We heard this theme from adoption professionals prior to pursuing adoption as the means to form our family.  We were cautioned to take it too seriously.  A child who hears what a great thing it was that their parents adopted them feels like they always have something to owe to their parents.  They feel like the can never repay them, and can never live up to their adoption.  They may feel that if they aren't perfect, their parents may send them back to their birth country, away from those they love.  Or they may resent their parents for acting like saviors by taking them away from their original home.

Francisco could have been adopted by anyone. He's a healthy, fun little guy, and would have been a wonderful addition to any home.  We are the lucky ones.  We are the ones who've been blessed by his presence in our lives.

Additionally, Colombia isn't that bad.  It has its problems with crime and government, but what country doesn't?  The people here are wonderful.  Very loving and caring.

We aren't taking him out of Colombia when we leave.  Rather, we are bringing part of Colombia to the US.  We will raise and provide for his security when he is young, but he - like any other child - is not our property.  He will get to decide when he is older how he wants to be involved with both his birth country and his adoptive country.  Indeed, he will continue to have citizenship in Colombia.  Our job will be to give him enough access to both cultures so he can find his place in this world.

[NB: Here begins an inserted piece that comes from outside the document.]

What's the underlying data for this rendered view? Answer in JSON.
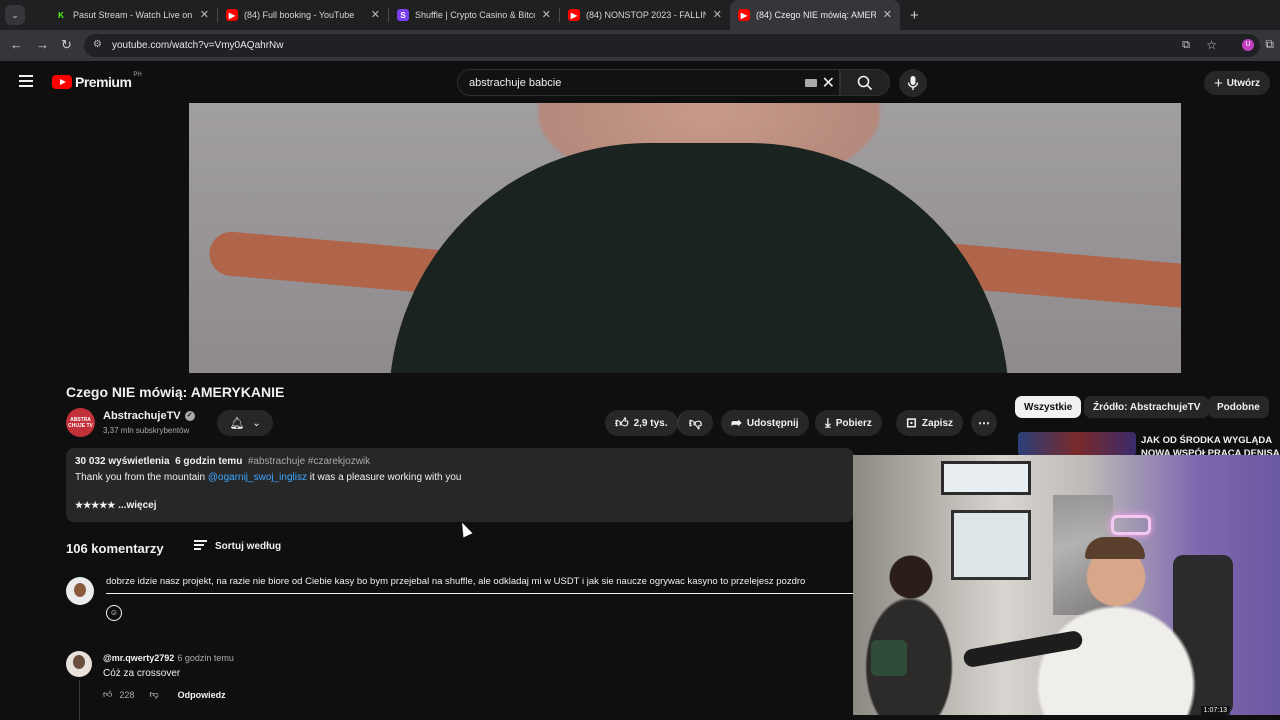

It won't be an easy job for him, but we will be there helping hold his hand if he stumbles along the way.

So if you tell me it is a wonderful that I've done for him, I may not correct you.  I will thank you, and tell you we believe he has done more for us than we for him.  He helped complete our family.  But know that adoption is not a one-time event; this will be a defining moment in Francisco's life, and every situation that he faces will be seen through the adoption lens.  Like I said, it won't be easy for him to discover who he is, but we hope to offer him enough opportunity to do so, through books, food, culture camps, and eventually, return trips to Colombia.